You see, I'm a man. I had nothing to do with that, it was decided for me. What gets a little tiresome to me is the feminist chip you have on your shoulder. Maybe it's not a big one, but I think it's kinda outdated. You see, according to my information and observation, women write most of the books nowadays. What's more, they seem to be reading most of the books that are being read. And it's an established fact that more women are getting undergraduate degrees today than men. So why do you still gripe about male authors and such? I'd like to write a novel for a young male audience, but I don't think it's there anymore, and I'm not sure I can write a book that would please women; and I'm no retrograde patriarchal women-hater.
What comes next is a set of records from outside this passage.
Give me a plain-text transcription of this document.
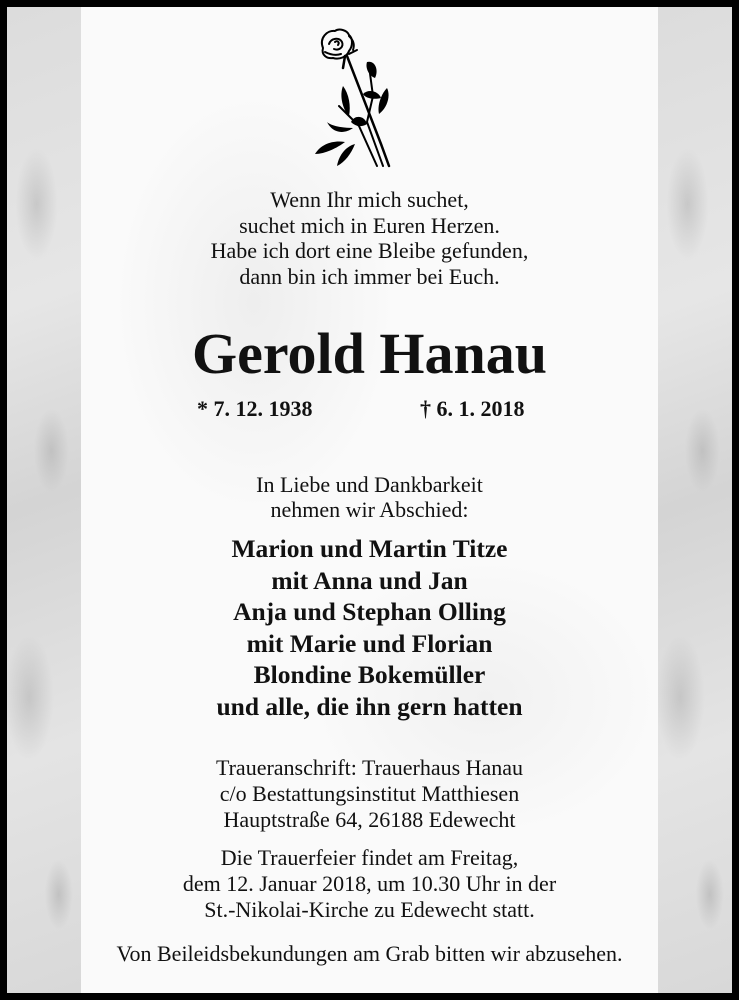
Wenn Ihr mich suchet,
suchet mich in Euren Herzen.
Habe ich dort eine Bleibe gefunden,
dann bin ich immer bei Euch.
Gerold Hanau
* 7. 12. 1938	† 6. 1. 2018
In Liebe und Dankbarkeit
nehmen wir Abschied:
Marion und Martin Titze
mit Anna und Jan
Anja und Stephan Olling
mit Marie und Florian
Blondine Bokemüller
und alle, die ihn gern hatten
Traueranschrift: Trauerhaus Hanau
c/o Bestattungsinstitut Matthiesen
Hauptstraße 64, 26188 Edewecht
Die Trauerfeier findet am Freitag,
dem 12. Januar 2018, um 10.30 Uhr in der
St.-Nikolai-Kirche zu Edewecht statt.
Von Beileidsbekundungen am Grab bitten wir abzusehen.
You griped about women's shoes and imply that men are to blame because women torture their feet so. I've had two wives (not at the same time, and after all, I HAVE been around the block a few times)and I always scolded them for buying high heels or shoes that weren't comfy. I always stressed that comfort was the prime consideration in buying shoes, and I do mean that. But no, they bought shoes that tortured their feet and gave them corns and calluses and what-all. How am I, as a man, responsible for that? As for what happened to upper-class Chinese women in the imperial days, well, I wasn't even born yet, believe it or not, and I think it was really sicko.
I had to get these things off my chest, Ursula, because I'm sincere when I say I'm really a fan of yours, and the only reason I don't give this book 5 stars is because of the occasional whines I hear from you about the horrid men. I hate the Taliban and what Moslem extremists do to women. And hey, let me tell you a little secret: I got my "feminism" in the school of hard knocks, not in a college consciousness-raising session. I was reared by a passive mother and an abusive alcoholic stepfather, and rather early in life I wondered why children had no rights. Thinking beyond that, I realized that children would never have rights until women did. So I AM in favor of women's rights and the rights of children. So please, can you take that little chip off your shoulder? I think male authors are an endangered species. I go to bookstores and libraries and most of the offerings are by women writers. And in my local library branch, "women's issues" take up two standing bookcases. "Men's issues"? A third of one shelf. And women write most of the children's books and "romances," and both genres are doing well, I hear. And the richest author in the world (that Rowling lady) is a woman, of course. Male authors just die and fade away, or drink themselves into oblivion, or blow their brains out. So, please, Ursula,"be not too hard, for life is short, and nothing is given to man," as Joan Baez once sang.
But seriously, you're one of my favorite authors, along with Margaret Atwood and Joyce Carol Oates. Keep up the good work, and I greatly appreciate the valued information you share with writer wannabes, and may that delightfully witty mind of yours never get constipated or congested!
To everyone else: buy this book. You'll love it, regardless of your gender. She shares so much with us!